Configure cleanup policy to compact (keeps latest value per key):

kafka-configs.sh --bootstrap-server localhost:9092 \
  --entity-type topics \
  --entity-name user-profiles \
  --alter \
  --add-config cleanup.policy=compact

View current topic configuration:

kafka-configs.sh --bootstrap-server localhost:9092 \
  --entity-type topics \
  --entity-name orders \
  --describe

Monitoring Kafka

Monitor broker metrics using JMX (Java Management Extensions). Configure JMX for Kafka by editing startup scripts:

export KAFKA_JMX_OPTS="-Dcom.sun.management.jmxremote -Dcom.sun.management.jmxremote.authenticate=false -Dcom.sun.management.jmxremote.ssl=false -Djava.rmi.server.hostname=localhost -Dcom.sun.management.jmxremote.rmi.port=9999"

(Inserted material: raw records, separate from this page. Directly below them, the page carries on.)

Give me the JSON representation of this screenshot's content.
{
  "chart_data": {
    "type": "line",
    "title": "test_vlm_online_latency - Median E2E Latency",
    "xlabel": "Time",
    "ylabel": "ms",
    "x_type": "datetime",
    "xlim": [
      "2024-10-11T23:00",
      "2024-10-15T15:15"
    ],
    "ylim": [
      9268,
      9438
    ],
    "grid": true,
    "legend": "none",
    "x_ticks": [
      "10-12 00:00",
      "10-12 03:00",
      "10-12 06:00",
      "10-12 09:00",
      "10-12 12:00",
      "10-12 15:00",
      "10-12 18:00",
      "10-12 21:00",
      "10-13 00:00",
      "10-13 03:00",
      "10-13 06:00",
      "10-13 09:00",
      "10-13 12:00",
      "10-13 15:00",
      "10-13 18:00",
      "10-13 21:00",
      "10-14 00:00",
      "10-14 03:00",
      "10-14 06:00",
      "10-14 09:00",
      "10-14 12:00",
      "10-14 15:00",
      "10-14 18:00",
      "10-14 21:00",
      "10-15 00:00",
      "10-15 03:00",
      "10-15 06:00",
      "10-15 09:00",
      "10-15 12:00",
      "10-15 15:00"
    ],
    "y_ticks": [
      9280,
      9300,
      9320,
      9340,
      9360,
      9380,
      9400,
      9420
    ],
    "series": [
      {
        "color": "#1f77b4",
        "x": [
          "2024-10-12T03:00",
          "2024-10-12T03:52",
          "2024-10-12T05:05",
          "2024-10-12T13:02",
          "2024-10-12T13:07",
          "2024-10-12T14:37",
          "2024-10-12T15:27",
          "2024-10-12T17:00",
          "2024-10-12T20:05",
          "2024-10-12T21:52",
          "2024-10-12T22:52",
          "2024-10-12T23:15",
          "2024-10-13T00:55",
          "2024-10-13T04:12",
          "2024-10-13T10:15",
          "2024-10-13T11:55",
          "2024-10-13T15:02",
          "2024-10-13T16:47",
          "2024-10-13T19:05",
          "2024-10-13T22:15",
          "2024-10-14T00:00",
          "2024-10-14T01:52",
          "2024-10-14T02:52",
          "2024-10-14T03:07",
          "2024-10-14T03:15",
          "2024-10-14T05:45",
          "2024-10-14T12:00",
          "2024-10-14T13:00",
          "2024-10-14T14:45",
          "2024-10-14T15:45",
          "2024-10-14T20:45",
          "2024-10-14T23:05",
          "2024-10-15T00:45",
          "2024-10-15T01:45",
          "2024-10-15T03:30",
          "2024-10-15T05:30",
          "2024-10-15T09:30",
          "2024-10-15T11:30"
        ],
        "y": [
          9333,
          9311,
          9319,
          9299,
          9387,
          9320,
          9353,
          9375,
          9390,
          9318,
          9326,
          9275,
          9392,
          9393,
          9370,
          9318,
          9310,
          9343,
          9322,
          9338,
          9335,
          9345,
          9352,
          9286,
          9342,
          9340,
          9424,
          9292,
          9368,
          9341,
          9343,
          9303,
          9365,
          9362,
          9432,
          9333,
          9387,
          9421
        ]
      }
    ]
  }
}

Check broker status and metrics:

kafka-broker-api-versions.sh --bootstrap-server localhost:9092

Monitor under-replicated partitions:

kafka-topics.sh --describe --under-replicated-partitions --bootstrap-server localhost:9092

Check cluster metadata:

kafka-metadata.sh --snapshot /var/kafka-logs/__cluster_metadata-0/00000000000000000000.log --print

Troubleshooting

Check Kafka logs for errors:

sudo tail -f /var/log/kafka/server.log
sudo tail -f /var/kafka-logs/*.log

Verify broker connectivity:

kafka-broker-api-versions.sh --bootstrap-server localhost:9092

Check if ZooKeeper is properly connected:

echo dump | nc localhost 2181 | grep brokers

Reset broker state (destructive):

sudo systemctl stop kafka
sudo rm -rf /var/kafka-logs/*
sudo systemctl start kafka

Verify network connectivity between brokers:

nc -zv kafka-broker-2.example.com 9092
nc -zv kafka-broker-3.example.com 9092

Conclusion

Apache Kafka provides a scalable, fault-tolerant platform for event streaming and real-time data processing. This guide covered installation, both ZooKeeper and KRaft configuration modes, topic management, producer-consumer basics, and retention policies. For production deployments, implement security with TLS/SSL, configure authentication, set up monitoring with Prometheus and Grafana, establish backup procedures, and deploy across multiple broker nodes for high availability. Consider using managed Kafka services for enterprises requiring professional support and simplified operations.